Cloned speech can be useful in call centers, helping agents to speak in a different language, and in settings where a digital avatar is needed.
For example, for enterprises that use digital avatars to support call center agents, synthetic speech can communicate with consumers before they're transferred to an actual agent. Admissions departments can also use synthetic speech with digital avatars to attract new students. And consumers can converse with an avatar as if they are talking to a real person.
"The quality of synthetic voice has significantly improved today versus five or seven years ago," Jump added. "But there are certainly ways of improving it further in terms of more different languages or dialects."
Speech-to-speech can also be used when people might have trouble understanding call center agents because of varied accents. "They might want to adjust that in real time without taking away too much of their emotion and whatever they want to express," Bielievtsov said.

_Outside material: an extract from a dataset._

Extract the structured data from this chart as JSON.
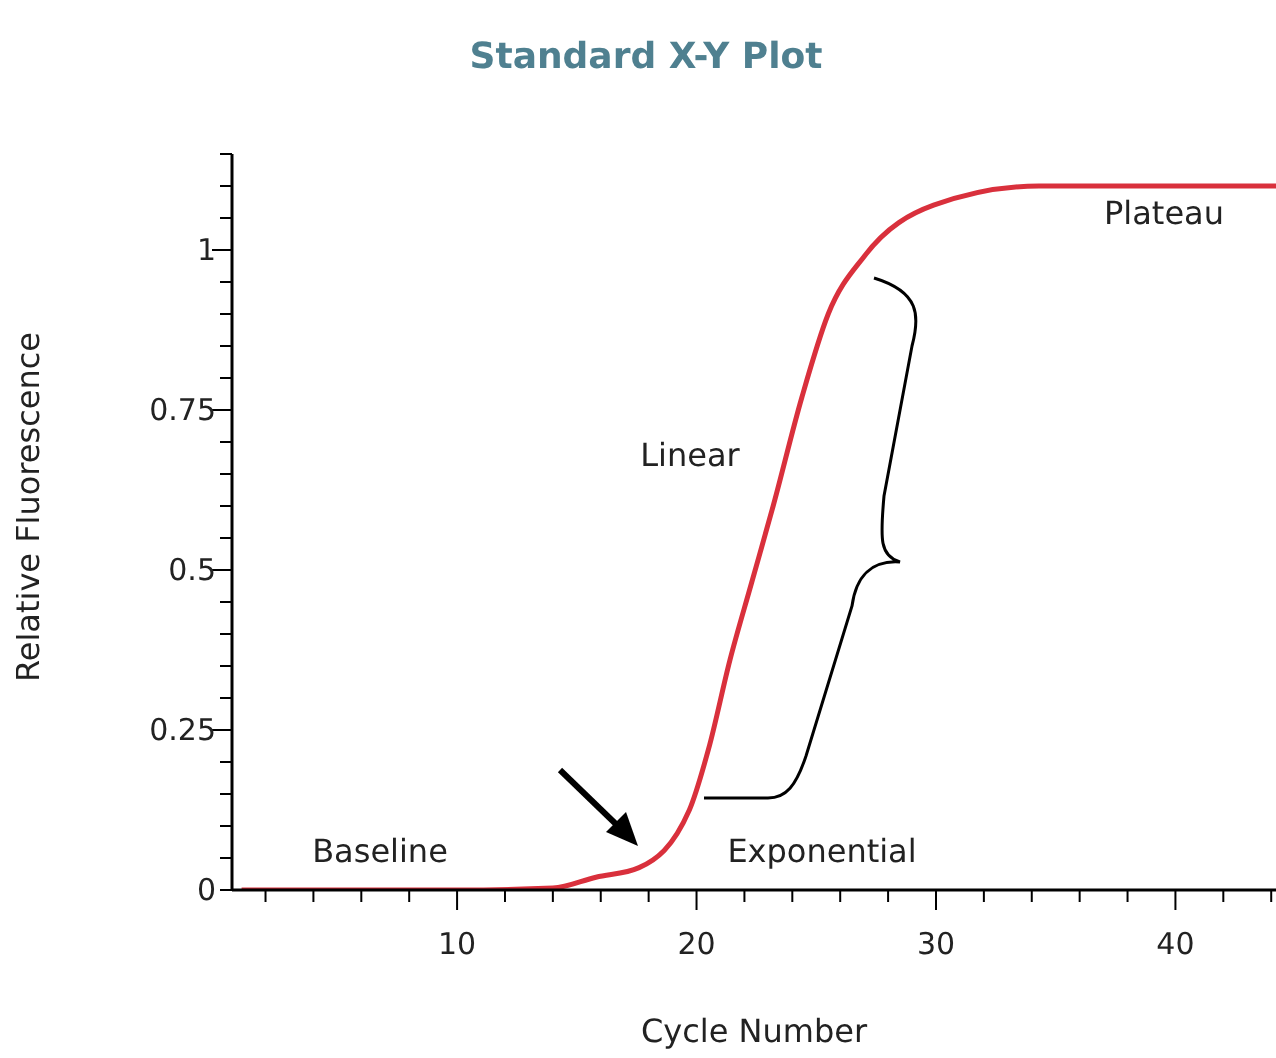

Other enterprise applications could include the technology used in an advisory capacity, according to Thurai. "If I had a question about anything, I could talk to someone to get an answer live in their own voice, but not with a real person," he said.
While Respeecher is mainly aiming its speech-to-speech technology at Hollywood filmmakers and directors, the company wants to branch into healthcare.
For example, patients who have had their vocal cords removed could have them replaced with a device with embedded speech-to-speech AI technology.
"A real-time voice conversion device for medical purposes would make their lives much better in the sense that the voice would sound more natural," Bielievtsov said.
While the possibilities for voice cloning technologies -- both synthetic voice and speech-to-speech -- continue to grow, other applications illustrate the ethical questions the technology raises.
Most recently, Podcast.ai released a podcast of an interview between Steve Jobs and Joe Rogan. The podcast sounds like it includes the real voices of both individuals, but it was generated entirely by AI.
"As technology progresses, certainly, it's quite easy that you need only a very limited amount of someone's words to be able to clone it," Jump said.
This brings the question of privacy to the forefront because the technology could make it easy for bad actors to misuse people's voices.
"You are just one hacker away from someone cloning your voice to hack into your systems that are voice-activated," Thurai said.
Voice cloning can also have a substantial influence on political campaigns.
"A lot of fake videos and audio can start to circulate during the political campaign season, trying to accuse the opponents of something," Thurai added. "It is going to become extremely difficult to prove the origin of the video or audio."
Another concern is finding a way to use the technology to support humans instead of replacing them, as in the James Earl Jones case, according to Yugal Joshi, analyst at Everest Group.
"Eventually, they will replace people through these systems, and they have to strategize and plan for that day," he said.
"The key challenge of these systems is they normally fail in the real world," Joshi added. "When a dedicated use case like replicating James' voice or Steve Jobs' is there, you also have the chance to edit out and improve. In a real-life scenario, if damage is done, it is done. There are no retakes."